PTAB

CBM2019-00022

Price F X AG v. Vendavo Inc

Key Events
Petition
petition

1. Case Identification

2. Patent Overview

  • Title: Causality Analyzer for Price and Business Management Systems
  • Brief Description: The ’598 patent discloses a computer-implemented causality analyzer system and method for determining the causes of changes in business metrics like revenue, margin, and margin percentage between two time periods. The system disaggregates overall changes into specific causality effects (e.g., price effect, volume effect, product mix effect) using a set of rules and mathematical equations.

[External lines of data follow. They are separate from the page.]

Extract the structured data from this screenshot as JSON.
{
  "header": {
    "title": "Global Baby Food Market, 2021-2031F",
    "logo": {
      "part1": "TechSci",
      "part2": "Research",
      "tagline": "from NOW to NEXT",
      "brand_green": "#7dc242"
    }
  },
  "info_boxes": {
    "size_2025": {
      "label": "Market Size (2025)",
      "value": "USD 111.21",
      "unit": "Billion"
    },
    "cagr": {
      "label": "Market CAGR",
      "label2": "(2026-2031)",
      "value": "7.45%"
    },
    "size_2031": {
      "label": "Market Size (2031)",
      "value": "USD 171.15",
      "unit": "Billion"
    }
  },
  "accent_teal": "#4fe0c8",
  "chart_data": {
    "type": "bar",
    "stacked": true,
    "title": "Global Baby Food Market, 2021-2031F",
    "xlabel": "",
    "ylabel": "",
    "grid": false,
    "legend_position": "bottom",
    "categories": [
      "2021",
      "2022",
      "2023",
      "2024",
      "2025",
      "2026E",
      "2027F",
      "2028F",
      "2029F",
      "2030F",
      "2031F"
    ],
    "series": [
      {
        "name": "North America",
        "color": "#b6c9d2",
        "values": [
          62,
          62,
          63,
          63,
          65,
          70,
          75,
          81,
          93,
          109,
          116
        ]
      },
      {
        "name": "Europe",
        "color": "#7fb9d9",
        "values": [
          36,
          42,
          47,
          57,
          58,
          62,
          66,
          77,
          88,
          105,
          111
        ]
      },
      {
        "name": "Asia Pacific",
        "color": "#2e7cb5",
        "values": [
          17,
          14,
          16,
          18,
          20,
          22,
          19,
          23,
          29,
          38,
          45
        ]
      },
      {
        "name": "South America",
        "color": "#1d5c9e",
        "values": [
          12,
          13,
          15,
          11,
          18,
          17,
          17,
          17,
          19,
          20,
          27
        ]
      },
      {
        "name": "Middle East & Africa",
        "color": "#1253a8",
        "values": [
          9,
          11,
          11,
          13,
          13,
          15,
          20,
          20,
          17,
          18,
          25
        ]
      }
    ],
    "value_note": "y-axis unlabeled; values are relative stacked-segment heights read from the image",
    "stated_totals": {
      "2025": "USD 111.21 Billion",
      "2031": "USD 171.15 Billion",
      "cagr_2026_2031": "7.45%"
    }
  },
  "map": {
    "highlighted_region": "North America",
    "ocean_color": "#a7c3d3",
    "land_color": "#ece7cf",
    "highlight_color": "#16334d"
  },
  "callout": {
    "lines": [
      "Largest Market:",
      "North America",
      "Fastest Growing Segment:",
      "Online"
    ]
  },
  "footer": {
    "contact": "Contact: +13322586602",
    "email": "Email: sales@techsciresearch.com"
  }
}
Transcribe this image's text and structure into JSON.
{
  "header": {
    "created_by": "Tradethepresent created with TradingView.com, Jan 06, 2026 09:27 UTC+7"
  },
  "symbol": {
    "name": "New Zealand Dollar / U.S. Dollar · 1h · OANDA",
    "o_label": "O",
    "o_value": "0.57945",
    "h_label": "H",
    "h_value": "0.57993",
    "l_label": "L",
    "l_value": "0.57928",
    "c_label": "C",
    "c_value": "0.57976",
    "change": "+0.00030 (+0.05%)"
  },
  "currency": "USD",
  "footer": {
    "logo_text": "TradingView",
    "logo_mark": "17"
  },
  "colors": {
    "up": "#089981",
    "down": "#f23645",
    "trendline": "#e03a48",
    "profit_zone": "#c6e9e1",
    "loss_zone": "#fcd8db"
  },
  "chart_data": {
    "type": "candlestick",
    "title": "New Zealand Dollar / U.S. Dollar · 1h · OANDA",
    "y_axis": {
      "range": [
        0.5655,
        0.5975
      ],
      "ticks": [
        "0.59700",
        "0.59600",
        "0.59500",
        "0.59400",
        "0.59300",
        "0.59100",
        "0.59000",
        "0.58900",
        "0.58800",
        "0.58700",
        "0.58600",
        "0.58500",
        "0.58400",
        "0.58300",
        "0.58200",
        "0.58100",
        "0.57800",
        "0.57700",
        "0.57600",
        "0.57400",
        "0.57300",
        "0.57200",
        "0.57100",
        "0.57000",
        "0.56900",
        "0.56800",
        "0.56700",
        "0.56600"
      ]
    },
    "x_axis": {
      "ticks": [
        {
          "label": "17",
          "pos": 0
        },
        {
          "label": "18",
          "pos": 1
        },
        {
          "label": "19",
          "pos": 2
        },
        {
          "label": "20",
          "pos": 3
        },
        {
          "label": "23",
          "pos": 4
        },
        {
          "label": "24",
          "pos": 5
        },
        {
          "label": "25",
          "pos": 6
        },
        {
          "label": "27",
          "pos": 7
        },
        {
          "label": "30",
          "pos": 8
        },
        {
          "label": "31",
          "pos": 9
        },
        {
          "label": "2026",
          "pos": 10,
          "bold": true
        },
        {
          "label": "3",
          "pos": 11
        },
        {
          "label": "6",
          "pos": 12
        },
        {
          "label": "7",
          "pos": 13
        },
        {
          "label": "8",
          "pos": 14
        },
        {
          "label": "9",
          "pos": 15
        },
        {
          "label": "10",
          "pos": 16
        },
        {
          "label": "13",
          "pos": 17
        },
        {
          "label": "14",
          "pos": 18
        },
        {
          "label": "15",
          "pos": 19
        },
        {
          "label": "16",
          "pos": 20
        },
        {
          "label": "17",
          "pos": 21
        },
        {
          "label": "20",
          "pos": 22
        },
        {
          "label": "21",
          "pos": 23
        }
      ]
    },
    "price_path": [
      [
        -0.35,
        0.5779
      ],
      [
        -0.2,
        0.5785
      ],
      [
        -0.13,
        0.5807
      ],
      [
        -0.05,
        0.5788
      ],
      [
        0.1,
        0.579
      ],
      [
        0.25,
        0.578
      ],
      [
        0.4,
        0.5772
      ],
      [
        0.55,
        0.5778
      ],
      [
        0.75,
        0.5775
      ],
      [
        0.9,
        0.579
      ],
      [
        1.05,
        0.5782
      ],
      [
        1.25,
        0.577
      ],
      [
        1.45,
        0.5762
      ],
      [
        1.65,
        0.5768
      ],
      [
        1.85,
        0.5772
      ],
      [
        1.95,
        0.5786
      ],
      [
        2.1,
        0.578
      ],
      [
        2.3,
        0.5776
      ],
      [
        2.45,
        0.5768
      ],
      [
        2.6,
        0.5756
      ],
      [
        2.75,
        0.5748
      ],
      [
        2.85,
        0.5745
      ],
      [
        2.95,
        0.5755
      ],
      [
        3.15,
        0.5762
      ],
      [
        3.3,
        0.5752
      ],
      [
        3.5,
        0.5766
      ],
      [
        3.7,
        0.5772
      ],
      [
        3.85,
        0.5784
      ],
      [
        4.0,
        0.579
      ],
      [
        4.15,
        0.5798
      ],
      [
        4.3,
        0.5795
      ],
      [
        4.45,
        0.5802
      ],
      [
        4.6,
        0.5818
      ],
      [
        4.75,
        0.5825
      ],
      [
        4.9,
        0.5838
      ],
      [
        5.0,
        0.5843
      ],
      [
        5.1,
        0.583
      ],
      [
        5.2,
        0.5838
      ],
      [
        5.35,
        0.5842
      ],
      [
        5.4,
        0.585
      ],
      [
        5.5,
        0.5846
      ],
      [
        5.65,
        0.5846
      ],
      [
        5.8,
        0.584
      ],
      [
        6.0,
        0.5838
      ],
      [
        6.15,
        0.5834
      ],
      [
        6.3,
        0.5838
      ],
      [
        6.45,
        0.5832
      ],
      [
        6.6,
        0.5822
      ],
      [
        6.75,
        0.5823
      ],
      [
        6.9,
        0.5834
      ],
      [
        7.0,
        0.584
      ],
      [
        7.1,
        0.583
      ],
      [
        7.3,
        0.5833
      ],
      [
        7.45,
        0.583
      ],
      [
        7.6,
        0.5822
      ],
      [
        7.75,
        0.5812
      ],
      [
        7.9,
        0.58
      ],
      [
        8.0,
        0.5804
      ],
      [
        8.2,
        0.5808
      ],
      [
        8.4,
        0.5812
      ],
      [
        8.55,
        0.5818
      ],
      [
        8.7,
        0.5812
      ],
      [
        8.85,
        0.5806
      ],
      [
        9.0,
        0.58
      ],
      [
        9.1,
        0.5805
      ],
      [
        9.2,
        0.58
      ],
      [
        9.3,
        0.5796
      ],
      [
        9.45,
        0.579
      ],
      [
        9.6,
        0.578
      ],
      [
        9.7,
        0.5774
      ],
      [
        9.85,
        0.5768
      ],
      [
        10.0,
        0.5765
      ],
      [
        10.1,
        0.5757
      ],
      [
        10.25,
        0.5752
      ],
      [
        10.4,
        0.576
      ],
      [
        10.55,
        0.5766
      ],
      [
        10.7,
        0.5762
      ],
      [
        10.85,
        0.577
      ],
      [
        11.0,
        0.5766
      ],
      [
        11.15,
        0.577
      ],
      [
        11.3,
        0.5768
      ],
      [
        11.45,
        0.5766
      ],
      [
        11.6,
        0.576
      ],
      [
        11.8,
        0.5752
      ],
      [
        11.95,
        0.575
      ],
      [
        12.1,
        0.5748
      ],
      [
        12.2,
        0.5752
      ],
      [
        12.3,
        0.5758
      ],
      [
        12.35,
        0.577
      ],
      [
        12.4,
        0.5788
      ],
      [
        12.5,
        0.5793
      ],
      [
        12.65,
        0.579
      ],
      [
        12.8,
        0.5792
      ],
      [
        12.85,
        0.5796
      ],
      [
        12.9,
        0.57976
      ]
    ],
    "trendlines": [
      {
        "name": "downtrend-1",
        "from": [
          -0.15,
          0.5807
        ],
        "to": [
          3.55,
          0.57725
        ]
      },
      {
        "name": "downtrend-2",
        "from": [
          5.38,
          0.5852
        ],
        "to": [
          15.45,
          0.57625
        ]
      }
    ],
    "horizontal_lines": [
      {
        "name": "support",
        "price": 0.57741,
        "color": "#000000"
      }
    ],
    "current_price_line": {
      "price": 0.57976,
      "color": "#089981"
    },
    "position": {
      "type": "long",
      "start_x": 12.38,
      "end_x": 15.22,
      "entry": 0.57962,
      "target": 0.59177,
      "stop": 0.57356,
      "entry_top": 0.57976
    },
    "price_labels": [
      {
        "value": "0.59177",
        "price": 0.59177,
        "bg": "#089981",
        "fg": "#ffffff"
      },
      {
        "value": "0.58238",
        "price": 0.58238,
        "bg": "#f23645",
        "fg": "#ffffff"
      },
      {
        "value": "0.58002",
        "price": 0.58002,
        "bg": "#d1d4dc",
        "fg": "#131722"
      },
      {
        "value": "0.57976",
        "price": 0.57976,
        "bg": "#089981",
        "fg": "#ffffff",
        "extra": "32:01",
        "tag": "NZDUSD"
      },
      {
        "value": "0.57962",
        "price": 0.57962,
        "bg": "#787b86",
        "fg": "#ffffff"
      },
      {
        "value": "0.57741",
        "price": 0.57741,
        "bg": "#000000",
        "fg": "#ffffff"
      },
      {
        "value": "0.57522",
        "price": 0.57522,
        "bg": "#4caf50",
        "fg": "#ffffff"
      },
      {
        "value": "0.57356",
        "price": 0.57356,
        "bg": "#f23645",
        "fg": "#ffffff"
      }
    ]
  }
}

3. Grounds for Unpatentability

Ground 1: Claims 1-19 are patent-ineligible under 35 U.S.C. §101

Core Argument for this Ground: Petitioner argued that all challenged claims are directed to the abstract idea of determining the causes of revenue and profit changes using mathematical equations and lack an inventive concept sufficient to transform the abstract idea into a patent-eligible application. The argument followed the two-step framework from Alice Corp. v. CLS Bank Int'l.

Alice Step 1 (Abstract Idea)

Petitioner contended the claims are directed to a fundamental economic and mathematical concept. The core of the invention was described as inputting financial data into a series of formulas to generate different informational output. Petitioner asserted that the claim elements, such as the "causality modeler" and "causality attributor," are nothing more than labels for sets of equations performing basic economic analysis. The claims merely automated a mental process of analyzing financial data, which is a long-standing business practice. The "finite difference approach" limitation was argued to be just a specific mathematical technique for allocating effects, which does not render the claim any less abstract. Petitioner argued that the claims are analogous to other pricing and financial analysis claims previously found abstract by the Federal Circuit.

Alice Step 2 (Inventive Concept)

Petitioner argued that the claims fail to provide an inventive concept because they merely recite the abstract idea implemented on a generic computer system. The claim limitations for a "computer system," "processor," and "using a computer" were added during prosecution simply to overcome a pre-Alice rejection and do not represent any technological improvement. The specification itself was cited as disclosing only well-known, off-the-shelf computer components. The ordered combination of claim elements was argued to do nothing more than instruct a user to apply the abstract mathematical formulas in a conventional manner on a general-purpose computer. Petitioner asserted that no element or combination of elements recites an improvement to computer functionality or solves a technological problem; instead, they solve an abstract business problem using conventional tools.

4. Key Claim Construction Positions

  • "causality modeler" and "causality attributor" (claim 1): Petitioner argued these terms are means-plus-function limitations under 35 U.S.C. §112, ¶ 6 (pre-AIA) because they were coined for the patent and lack a sufficiently definite structural meaning. The claimed functions were identified as performing calculations (e.g., "calculate change in total margin") and disaggregating results by causality effects. Petitioner contended that the only corresponding structure disclosed in the specification for performing these functions is a series of mathematical equations. This construction was central to the argument that the claims are directed to an abstract mathematical concept.
  • "unbiasing the causality effects" (claims 1 and 12): Petitioner proposed this term be construed as "using equations to reduce overstatements of the effects of various factors on changes in an outcome, such as revenue and/or margin." This construction aimed to frame the "unbiasing" step as a purely mathematical manipulation of data, further supporting the §101 ineligibility argument.
  • "finite difference approach" (claims 1 and 12): Petitioner argued this term, a well-understood mathematical concept, should be construed as "one or more equations for determining the difference in the value of the same function at two different numbers." The patent uses this approach to allocate a "shared effect" in proportion to the change in each contributing factor. By defining it as a set of equations, Petitioner reinforced that this limitation adds only mathematical complexity, not a patent-eligible inventive concept.

5. Relief Requested

  • Petitioner requests institution of a Covered Business Method patent review and cancellation of claims 1-19 of the ’598 patent as unpatentable under 35 U.S.C. §101.